Tuttavia, l’utilizzo di clausole contrattuali standard a seguito della sentenza Schrems II è soggetto a regole e condizioni più severe: le aziende devono adottare misure supplementari e, in linea di principio, effettuare una valutazione caso per caso di ogni trasferimento di dati. In tal modo, è necessario garantire che nel paese terzo interessato esista effettivamente un livello adeguato di protezione dei dati. Se ciò non avviene, ad esempio a causa delle leggi di sicurezza nazionale in vigore, una società deve interrompere il trasferimento dei dati.
Inoltre, le clausole contrattuali standard sono soggette a revisione da parte delle autorità europee di controllo e di protezione dei dati. Se la situazione giuridica di un paese terzo impedisce al destinatario dei dati di adempiere agli obblighi previsti dalle clausole contrattuali standard, il trasferimento dei dati può essere sospeso o addirittura vietato. Nell’esaminare il livello di protezione dei dati occorre tener conto dell’intero processo. Si deve quindi garantire che, ad esempio, le autorità di sicurezza nazionale e le autorità investigative del paese destinatario non abbiano accesso ai dati personali.
Nella situazione attuale, la valutazione caso per caso è particolarmente difficile per le PMI, che di norma non dispongono della conoscenza e dei mezzi necessari per verificare in dettaglio, ad esempio, un livello adeguato di protezione dei dati in un paese terzo. Inoltre, la sentenza della CGCE non specifica esattamente quali siano gli standard concreti da applicare alle valutazioni dei singoli casi o alle possibili estensioni delle clausole contrattuali standard.
Ciononostante, le PMI dovrebbero affrontare attivamente la questione. Gli esperti legali consigliano di prendere le migliori precauzioni possibili e di creare una solida documentazione sulle misure impiegate per la protezione dei dati.
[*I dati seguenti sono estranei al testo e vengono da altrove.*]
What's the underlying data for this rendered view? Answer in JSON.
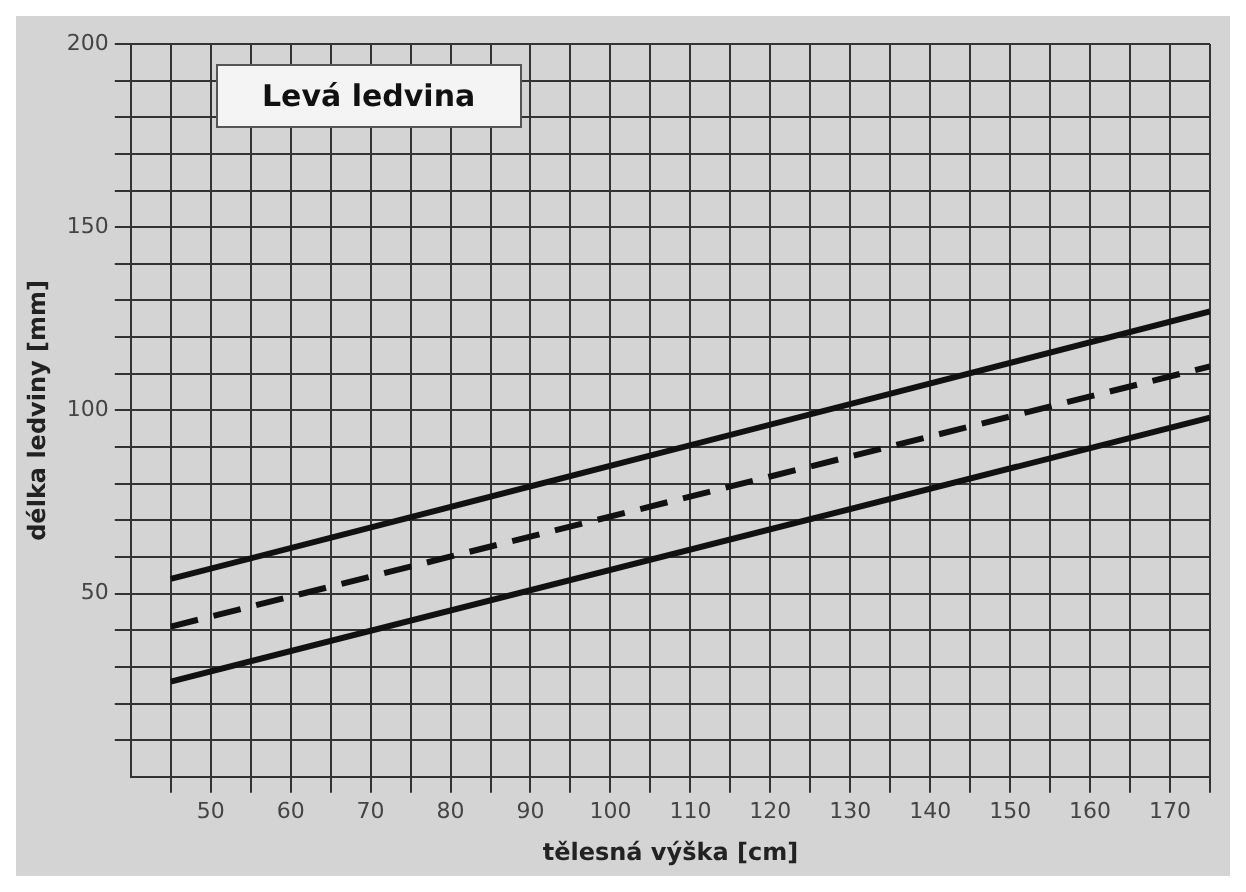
{
  "chart_data": {
    "type": "line",
    "title": "Levá ledvina",
    "xlabel": "tělesná výška [cm]",
    "ylabel": "délka ledviny [mm]",
    "x": [
      45,
      175
    ],
    "series": [
      {
        "color": "#111111",
        "values": [
          54,
          127
        ],
        "line_style": "solid"
      },
      {
        "color": "#111111",
        "values": [
          41,
          112
        ],
        "line_style": "dashed"
      },
      {
        "color": "#111111",
        "values": [
          26,
          98
        ],
        "line_style": "solid"
      }
    ],
    "xlim": [
      40,
      175
    ],
    "xticks": [
      {
        "value": 45,
        "label": null
      },
      50,
      {
        "value": 55,
        "label": null
      },
      60,
      {
        "value": 65,
        "label": null
      },
      70,
      {
        "value": 75,
        "label": null
      },
      80,
      {
        "value": 85,
        "label": null
      },
      90,
      {
        "value": 95,
        "label": null
      },
      100,
      {
        "value": 105,
        "label": null
      },
      110,
      {
        "value": 115,
        "label": null
      },
      120,
      {
        "value": 125,
        "label": null
      },
      130,
      {
        "value": 135,
        "label": null
      },
      140,
      {
        "value": 145,
        "label": null
      },
      150,
      {
        "value": 155,
        "label": null
      },
      160,
      {
        "value": 165,
        "label": null
      },
      170,
      {
        "value": 175,
        "label": null
      }
    ],
    "ylim": [
      0,
      200
    ],
    "yticks": [
      {
        "value": 10,
        "label": null
      },
      {
        "value": 20,
        "label": null
      },
      {
        "value": 30,
        "label": null
      },
      {
        "value": 40,
        "label": null
      },
      50,
      {
        "value": 60,
        "label": null
      },
      {
        "value": 70,
        "label": null
      },
      {
        "value": 80,
        "label": null
      },
      {
        "value": 90,
        "label": null
      },
      100,
      {
        "value": 110,
        "label": null
      },
      {
        "value": 120,
        "label": null
      },
      {
        "value": 130,
        "label": null
      },
      {
        "value": 140,
        "label": null
      },
      150,
      {
        "value": 160,
        "label": null
      },
      {
        "value": 170,
        "label": null
      },
      {
        "value": 180,
        "label": null
      },
      {
        "value": 190,
        "label": null
      },
      200
    ],
    "grid": true,
    "marker": "none",
    "legend": false
  }
}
Le aziende saranno in questo modo preparate per un’eventuale controversia legale e saranno meglio in grado di difendere le proprie azioni in tribunale una volta terminato il Privacy Shield.
Una misura concreta di protezione consiste nell’attuare con attenzione anche gli aspetti formali delle clausole standard di protezione dei dati (ad esempio mediante una descrizione precisa dei flussi di dati). Inoltre, devono essere raccolti e trasmessi solo i dati personali assolutamente necessari. In più, gli esperti legali raccomandano un’analisi del rischio ben fondata e ben documentata che tenga conto di tutte le questioni rilevanti. In questo modo, la situazione giuridica negli Stati Uniti o in un altro paese di destinazione al di fuori dell’UE dovrebbe essere analizzata più attentamente e valutata la probabilità di un accesso inappropriato ai dati.
Inoltre, occorre chiarire se il destinatario si assume particolari obblighi contrattuali in considerazione della situazione attuale (ad esempio maggiori obblighi di monitoraggio e di notifica). In questo momento, le aziende potrebbero anche chiedere ai partner commerciali e ai fornitori di servizi americani di utilizzare tutti i mezzi tecnici disponibili per ottimizzare la protezione dei dati, ad esempio l’uso della crittografia end-to-end in un software per videoconferenze.
Le aziende che possono rinunciare a trasferimenti di dati, servizi cloud e server in paesi terzi al di fuori dell’UE dovrebbero cercare alternative europee conformi al GDPR. Inoltre, occorre seguire da vicino l’evoluzione del diritto in materia di protezione dei dati. Il Comitato europeo per la protezione dei dati informa gli interessati e le parti interessate sullo stato attuale in un documento informativo sulla sentenza della Corte di Giustizia europea sul Privacy Shield.